How to build a SA friendly storage system

Rui Su 2018.11.19

The content of this article is from the keynote speech of Juicedata co-founder Rui Su at the CNutCon 2018 Global Operations Tech Conference held in Shanghai.

Hello everyone, my name is Rui Su. The topic I am going to share today is called Building a SA friendly storage system. Our team has built a cloud distributed shared POSIX file system over the past year and a half. In general, it is a cloud hard drive with features like unlimited capacity, flexible expansion, and shared among machines. When we initiated this product, we set a goal: excellent user experience.

When talking about the user experience, we must first define who the user is? In daily work, the most frequently dealing with the storage system is the operation engineer. Therefore, our primary goal is to be operators friendly.

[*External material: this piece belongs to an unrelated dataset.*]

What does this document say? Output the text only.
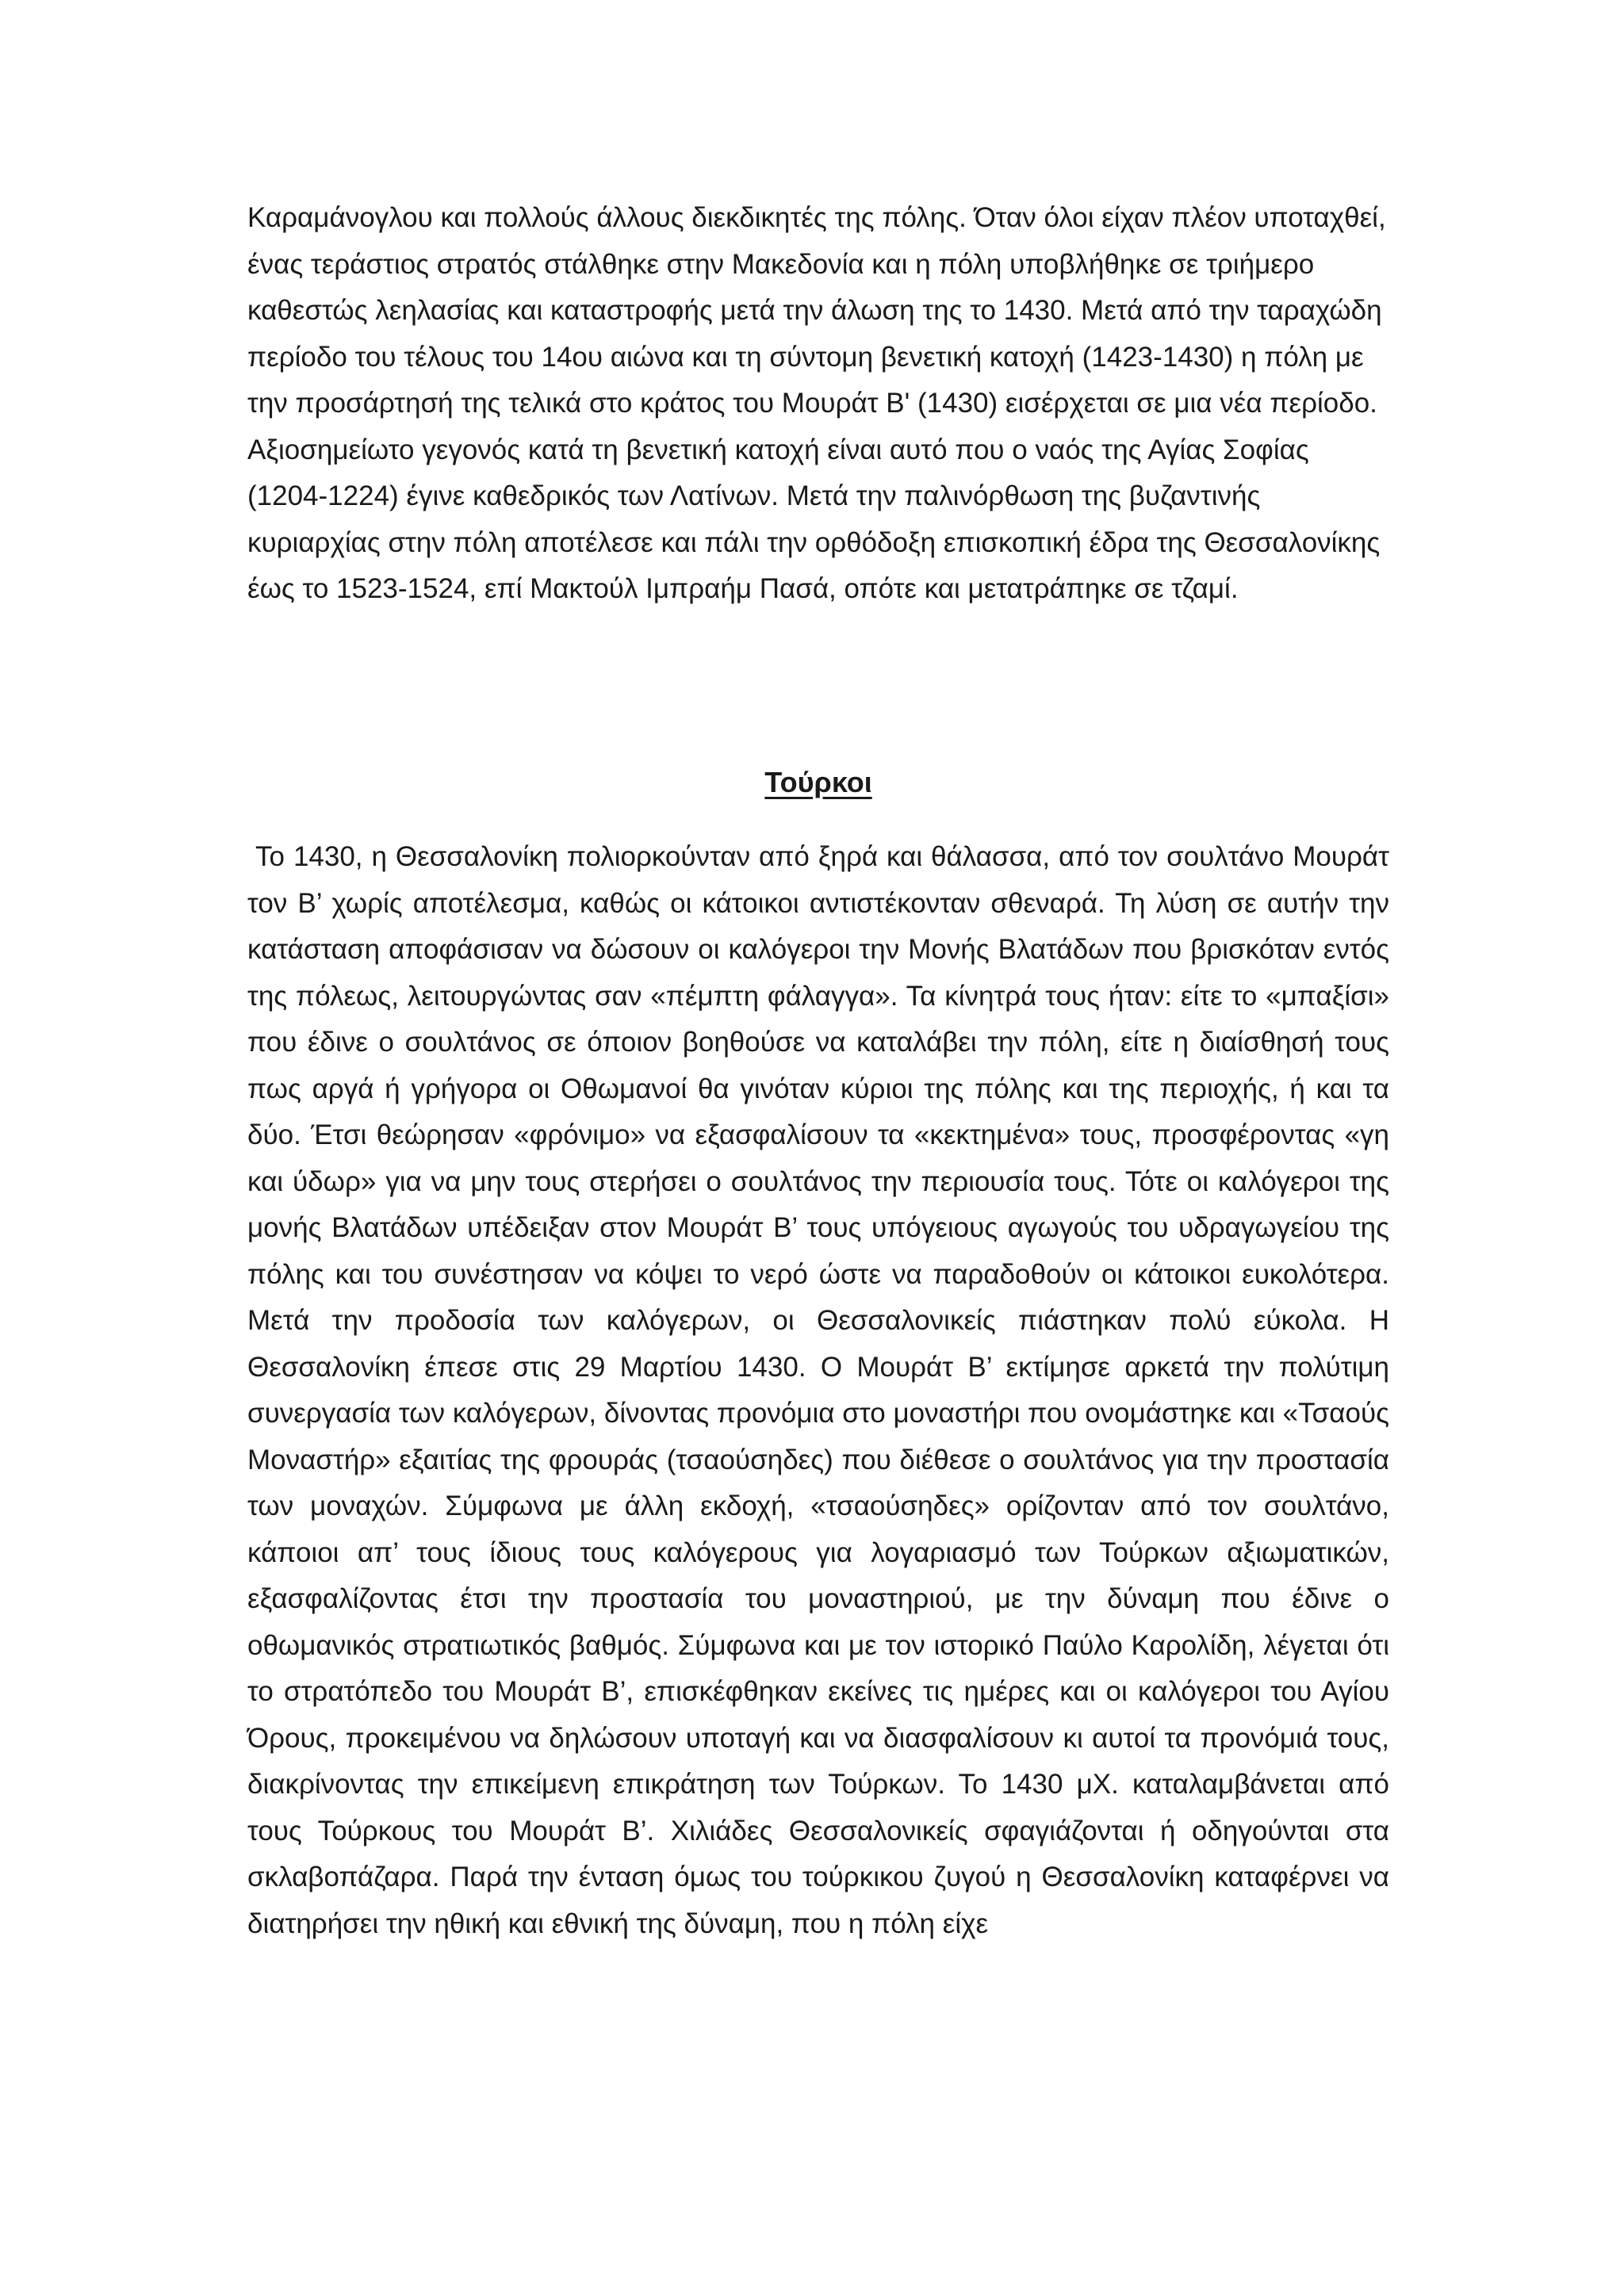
Καραμάνογλου και πολλούς άλλους διεκδικητές της πόλης. Όταν όλοι είχαν πλέον υποταχθεί, ένας τεράστιος στρατός στάλθηκε στην Μακεδονία και η πόλη υποβλήθηκε σε τριήμερο καθεστώς λεηλασίας και καταστροφής μετά την άλωση της το 1430. Μετά από την ταραχώδη περίοδο του τέλους του 14ου αιώνα και τη σύντομη βενετική κατοχή (1423-1430) η πόλη με την προσάρτησή της τελικά στο κράτος του Μουράτ Β' (1430) εισέρχεται σε μια νέα περίοδο. Αξιοσημείωτο γεγονός κατά τη βενετική κατοχή είναι αυτό που ο ναός της Αγίας Σοφίας (1204-1224) έγινε καθεδρικός των Λατίνων. Μετά την παλινόρθωση της βυζαντινής κυριαρχίας στην πόλη αποτέλεσε και πάλι την ορθόδοξη επισκοπική έδρα της Θεσσαλονίκης έως το 1523-1524, επί Μακτούλ Ιμπραήμ Πασά, οπότε και μετατράπηκε σε τζαμί.

Τούρκοι

Το 1430, η Θεσσαλονίκη πολιορκούνταν από ξηρά και θάλασσα, από τον σουλτάνο Μουράτ τον Β’ χωρίς αποτέλεσμα, καθώς οι κάτοικοι αντιστέκονταν σθεναρά. Τη λύση σε αυτήν την κατάσταση αποφάσισαν να δώσουν οι καλόγεροι την Μονής Βλατάδων που βρισκόταν εντός της πόλεως, λειτουργώντας σαν «πέμπτη φάλαγγα». Τα κίνητρά τους ήταν: είτε το «μπαξίσι» που έδινε ο σουλτάνος σε όποιον βοηθούσε να καταλάβει την πόλη, είτε η διαίσθησή τους πως αργά ή γρήγορα οι Οθωμανοί θα γινόταν κύριοι της πόλης και της περιοχής, ή και τα δύο. Έτσι θεώρησαν «φρόνιμο» να εξασφαλίσουν τα «κεκτημένα» τους, προσφέροντας «γη και ύδωρ» για να μην τους στερήσει ο σουλτάνος την περιουσία τους. Τότε οι καλόγεροι της μονής Βλατάδων υπέδειξαν στον Μουράτ Β’ τους υπόγειους αγωγούς του υδραγωγείου της πόλης και του συνέστησαν να κόψει το νερό ώστε να παραδοθούν οι κάτοικοι ευκολότερα. Μετά την προδοσία των καλόγερων, οι Θεσσαλονικείς πιάστηκαν πολύ εύκολα. Η Θεσσαλονίκη έπεσε στις 29 Μαρτίου 1430. Ο Μουράτ Β’ εκτίμησε αρκετά την πολύτιμη συνεργασία των καλόγερων, δίνοντας προνόμια στο μοναστήρι που ονομάστηκε και «Τσαούς Μοναστήρ» εξαιτίας της φρουράς (τσαούσηδες) που διέθεσε ο σουλτάνος για την προστασία των μοναχών. Σύμφωνα με άλλη εκδοχή, «τσαούσηδες» ορίζονταν από τον σουλτάνο, κάποιοι απ’ τους ίδιους τους καλόγερους για λογαριασμό των Τούρκων αξιωματικών, εξασφαλίζοντας έτσι την προστασία του μοναστηριού, με την δύναμη που έδινε ο οθωμανικός στρατιωτικός βαθμός. Σύμφωνα και με τον ιστορικό Παύλο Καρολίδη, λέγεται ότι το στρατόπεδο του Μουράτ Β’, επισκέφθηκαν εκείνες τις ημέρες και οι καλόγεροι του Αγίου Όρους, προκειμένου να δηλώσουν υποταγή και να διασφαλίσουν κι αυτοί τα προνόμιά τους, διακρίνοντας την επικείμενη επικράτηση των Τούρκων. Το 1430 μΧ. καταλαμβάνεται από τους Τούρκους του Μουράτ Β’. Χιλιάδες Θεσσαλονικείς σφαγιάζονται ή οδηγούνται στα σκλαβοπάζαρα. Παρά την ένταση όμως του τούρκικου ζυγού η Θεσσαλονίκη καταφέρνει να διατηρήσει την ηθική και εθνική της δύναμη, που η πόλη είχε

Therefore, I also want to share what has been done to improve the operation and maintenance experience in the process of building JuiceFS over the past year.

Over the past 20 years, there has been an apparent data explosion every five years, the web portal in 2000, Web 2.0 in 2005, big data in 2010, artificial intelligence in 2015, smart manufacturing and IoT in 2020. However, no matter how it grows, the most concerned aspects of storage have not changed: capacity, security, performance.

I will follow around these three aspects. The essential works in terms of capacity are capacity planning and space management. Security is indispensable for backup. The performance revolves around monitoring and performance analysis.

First of all, capacity planning has always been a dilemma. Small capacity unable to fulfill the fast-growing business, and requires continually expanding. Large capacity means low resource utilization and high cost.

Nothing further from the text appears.